Usman Khan, the Fishmongers' Hall terrorist, was lawfully killed by armed police who believed he was attempting to set off a suicide vest, an inquest jury has concluded.
The 28-year-old jihadist, who murdered two Cambridge University graduates, was gunned down by officers on London Bridge in November 2019.
The inquest heard how six police officers from the Met and City of London fired 20 times at Khan after being sanctioned to carry out a so-called "critical shot".
The officers had believed that Khan, who was wearing a fake suicide vest, was about to trigger the explosive device and cause mass casualties.
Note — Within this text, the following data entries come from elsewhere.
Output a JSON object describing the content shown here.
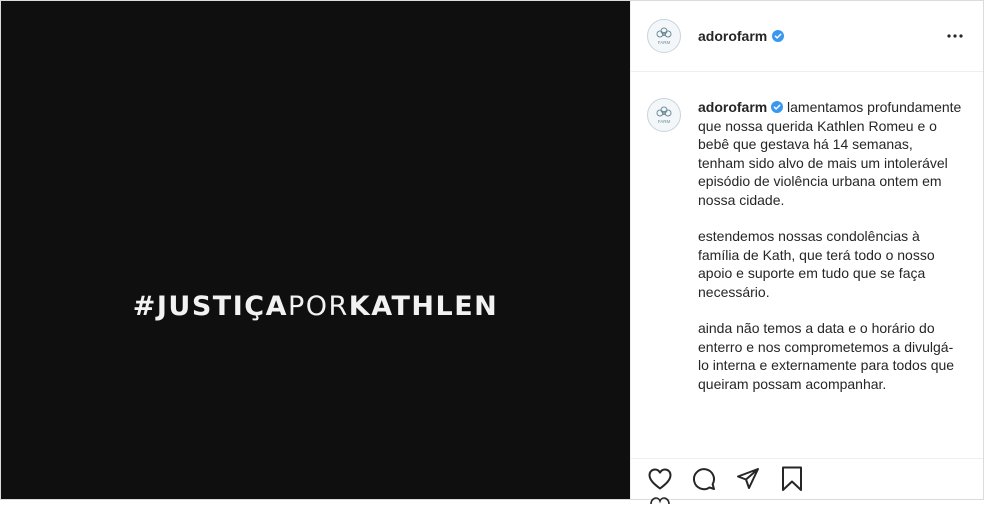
{
  "post": {
    "username": "adorofarm",
    "avatar_text": "FARM",
    "verified": true,
    "image_text_bold_1": "#JUSTIÇA",
    "image_text_thin": "POR",
    "image_text_bold_2": "KATHLEN",
    "caption_paragraphs": [
      "lamentamos profundamente que nossa querida Kathlen Romeu e o bebê que gestava há 14 semanas, tenham sido alvo de mais um intolerável episódio de violência urbana ontem em nossa cidade.",
      "estendemos nossas condolências à família de Kath, que terá todo o nosso apoio e suporte em tudo que se faça necessário.",
      "ainda não temos a data e o horário do enterro e nos comprometemos a divulgá-lo interna e externamente para todos que queiram possam acompanhar."
    ]
  },
  "colors": {
    "media_background": "#0f0f0f",
    "verified_badge": "#3897f0",
    "text": "#262626"
  },
  "icons": [
    "farm-flower-icon",
    "verified-badge-icon",
    "more-options-icon",
    "heart-icon",
    "comment-icon",
    "share-icon",
    "bookmark-icon"
  ]
}
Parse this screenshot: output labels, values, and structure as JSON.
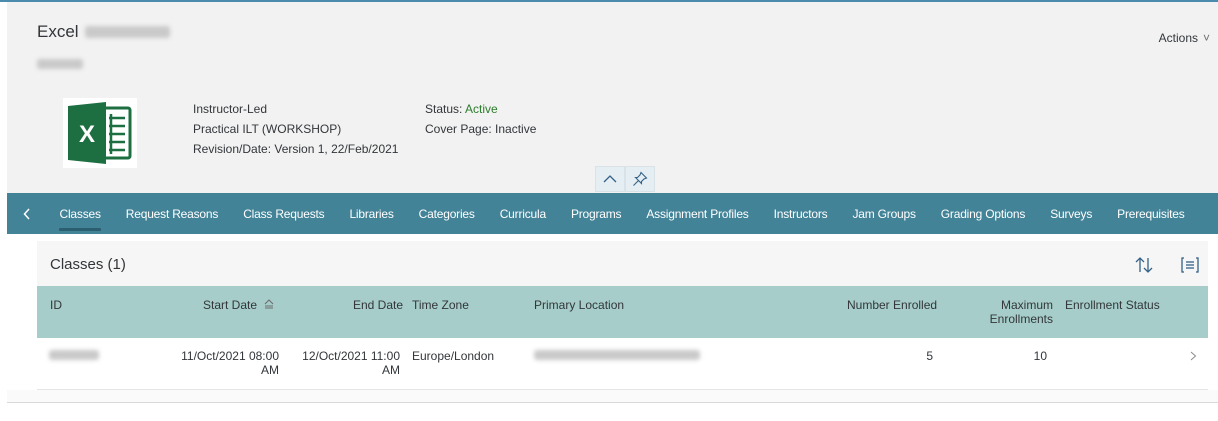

Twelve of the 20 bullets hit Khan, and a forensic pathologist gave the cause of death as haemorrhage due to multiple gunshot wounds to the chest and abdomen.
Jurors concluded on Thursday that Khan had been lawfully killed by anonymous police officers following a two-week inquest at the City of London's Guildhall, half a mile from where he died.
The were directed to return a short form conclusion of lawful killing by coroner Mark Lucraft QC on the ground that each of the officers who shot Khan believed it was necessary to do so to protect themselves and others.
In a longer, narrative conclusion, the jury said that when they shot Khan dead, the officers "believed he was trying to find a trigger" on a suicide vest, and that when they opened fire, they feared Khan was moving "to detonate the device".
Khan had been released from prison the previous year, having been jailed for plotting a terror attack.
After being invited to attend the Learning Together education event at Fishmongers' Hall, he stabbed to death volunteers, Saskia Jones, 23, and 25-year-old Jack Merritt.
After stabbing the pair, Khan was chased from Fishmongers' Hall, by members of the public who tried to incapacitate him - striking him with a chair, a fire extinguisher and even a narwhal tusk grabbed from the walls of the venue.